In a footnote, Hicks says that the "compensating variation can thus be proved to be greater than the area
kpzk' on Figure 10." To see that this is the case, think of Hicks's oranges example as being depicted on Figure 10. Buying 6 oranges at the price 2
d. corresponds to buying the quantity 0
n at the price
pn, and buying 10 at the price 1
d. corresponds to buying
0n' at the price
p'n' (distances are not to scale)
. The area
kpzk' equals 6
d. In the footnote, Hicks examines whether the compensating variation can be proved to be less than the area
kz'p'k'. In discussing this question, he explains that
At first sight, one might think so; but in fact it is not possible to give an equally rigorous proof on this side. This comes out clearly if we use the indifference diagram (Fig. 11). The line exhibiting opportunities of purchase, when the price of oranges falls by 1d. and income is reduced by 10d., no longer passes through the original point of equilibrium P. Thus we have no reliable information about the indifference curve it touches.

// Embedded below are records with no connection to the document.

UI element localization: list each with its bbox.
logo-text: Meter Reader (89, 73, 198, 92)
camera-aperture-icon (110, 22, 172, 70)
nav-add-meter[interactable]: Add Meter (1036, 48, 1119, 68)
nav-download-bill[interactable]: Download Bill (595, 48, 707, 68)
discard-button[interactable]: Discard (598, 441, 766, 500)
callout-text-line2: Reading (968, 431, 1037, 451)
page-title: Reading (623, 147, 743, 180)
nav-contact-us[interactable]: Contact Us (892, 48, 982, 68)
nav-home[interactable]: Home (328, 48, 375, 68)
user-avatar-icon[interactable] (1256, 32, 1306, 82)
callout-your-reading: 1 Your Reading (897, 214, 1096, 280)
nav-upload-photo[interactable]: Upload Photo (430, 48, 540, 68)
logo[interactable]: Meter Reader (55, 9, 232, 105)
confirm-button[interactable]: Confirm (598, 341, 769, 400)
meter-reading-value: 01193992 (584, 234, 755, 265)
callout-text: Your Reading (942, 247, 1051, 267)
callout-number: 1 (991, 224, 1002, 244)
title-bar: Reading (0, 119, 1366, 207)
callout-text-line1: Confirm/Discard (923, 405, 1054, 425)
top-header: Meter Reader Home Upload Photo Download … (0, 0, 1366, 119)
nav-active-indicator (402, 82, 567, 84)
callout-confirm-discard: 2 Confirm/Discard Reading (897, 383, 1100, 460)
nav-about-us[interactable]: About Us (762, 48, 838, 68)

And without this indifference curve, we cannot compute the compensating variation for the price change.
This completes Hicks's demonstration that a tax on commodities is more burdensome on consumers than an income tax. He states that other deductions that have been drawn using the concept of consumer's surplus could be similarly analyzed, and in a footnote he points to a then-recent paper by Harold Hotelling, published in
Econometrica in July of 1938, as making a similar argument.